I agree about sizing up goretex socks to fit decent wool socks under them. Goretex socks are okay in snow, but it's the wool socks that are critical in the equation. A pair of breadbags makes for a cheap backup VB sock system, and/or to allow wearing dry socks in wet shoes in camp.

We each have different takes on things; FWIW, my experience is different from what's expressed here:
"If you swap out your pack midway, you'll end up with TWO nasty, sweaty packs that you'll want to throw in a bonfire when you're done. I would just choose one to sacrifice and stick with it."

I've got a lot of miles on packs I've thru-hiked with; my current go-to pack (ULA Circuit) has perhaps 4000 miles of hiking and I expect to get quite a bit more out of it. At the end of a long trip I just wash it in the bathtub and then it's no longer nasty and sweaty. If you go with a really ultralite pack that doesn't wear well, then maybe that's a reason to throw it away after a couple of thousand miles.
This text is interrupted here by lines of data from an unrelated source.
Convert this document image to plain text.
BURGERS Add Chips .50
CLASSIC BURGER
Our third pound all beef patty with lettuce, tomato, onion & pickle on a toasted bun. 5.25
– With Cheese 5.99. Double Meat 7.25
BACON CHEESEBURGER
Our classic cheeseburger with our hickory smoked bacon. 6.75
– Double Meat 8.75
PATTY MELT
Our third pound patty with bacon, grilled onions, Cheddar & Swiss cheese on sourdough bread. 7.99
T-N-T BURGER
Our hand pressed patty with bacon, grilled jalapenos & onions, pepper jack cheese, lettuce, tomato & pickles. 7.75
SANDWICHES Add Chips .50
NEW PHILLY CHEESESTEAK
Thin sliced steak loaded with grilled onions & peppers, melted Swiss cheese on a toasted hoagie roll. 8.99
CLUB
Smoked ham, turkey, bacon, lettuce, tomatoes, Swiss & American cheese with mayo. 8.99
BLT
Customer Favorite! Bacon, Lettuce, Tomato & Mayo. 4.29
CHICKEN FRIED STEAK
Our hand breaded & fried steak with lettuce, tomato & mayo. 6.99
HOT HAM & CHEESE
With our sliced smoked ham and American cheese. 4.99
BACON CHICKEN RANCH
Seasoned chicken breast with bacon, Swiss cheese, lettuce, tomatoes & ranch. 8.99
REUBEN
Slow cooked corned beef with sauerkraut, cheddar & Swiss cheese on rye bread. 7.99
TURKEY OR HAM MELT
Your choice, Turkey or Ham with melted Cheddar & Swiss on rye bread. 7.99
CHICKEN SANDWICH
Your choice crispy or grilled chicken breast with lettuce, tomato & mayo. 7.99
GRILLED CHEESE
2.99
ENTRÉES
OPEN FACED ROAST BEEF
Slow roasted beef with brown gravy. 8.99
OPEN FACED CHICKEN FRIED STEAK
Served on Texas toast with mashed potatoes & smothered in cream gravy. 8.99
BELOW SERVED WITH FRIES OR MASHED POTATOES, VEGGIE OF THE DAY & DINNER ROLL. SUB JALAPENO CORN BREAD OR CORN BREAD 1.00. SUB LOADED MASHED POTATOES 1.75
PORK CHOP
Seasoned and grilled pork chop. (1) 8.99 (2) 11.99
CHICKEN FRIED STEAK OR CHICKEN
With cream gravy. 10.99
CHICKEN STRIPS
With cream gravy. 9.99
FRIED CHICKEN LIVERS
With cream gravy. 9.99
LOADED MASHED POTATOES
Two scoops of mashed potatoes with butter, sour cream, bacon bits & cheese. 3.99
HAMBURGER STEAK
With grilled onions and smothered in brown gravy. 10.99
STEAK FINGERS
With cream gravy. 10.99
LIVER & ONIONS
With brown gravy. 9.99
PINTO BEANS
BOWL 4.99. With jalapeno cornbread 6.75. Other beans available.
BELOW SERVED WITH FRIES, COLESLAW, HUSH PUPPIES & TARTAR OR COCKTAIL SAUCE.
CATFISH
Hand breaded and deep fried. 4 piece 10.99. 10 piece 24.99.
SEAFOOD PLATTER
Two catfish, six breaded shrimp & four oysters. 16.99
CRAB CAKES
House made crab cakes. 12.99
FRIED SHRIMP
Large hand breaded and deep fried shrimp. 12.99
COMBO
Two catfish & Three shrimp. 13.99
The closest I've come to wearing out a pack is a Mariposa Plus that's gotten wonky from overwear in various ways, but even then --- I brought it along on a 500 mile Camino hike in Spain that I just finished earlier this month, because I figured that with the light load I'd be carrying there it would hold up fine. And it did.

All that said, I just use my ULA Circuit for everything now, and am happy with it, but if you already own the packs and are swapping other gear anyway --- I'd do it if it makes sense to you otherwise. Washing a pack isn't that big of a deal.

Shoes now --- sometimes shoes do get a degree of funk and stink that's hard to truly eradicate. I'll agree on that one (sometimes).

sco jo

Locale: Upper Midwest
Suggestion from a non ATer on 11/02/2013 10:28:46 MDT Print View

Sorry wrong thread.

Edited by scojo on 11/02/2013 10:30:07 MDT.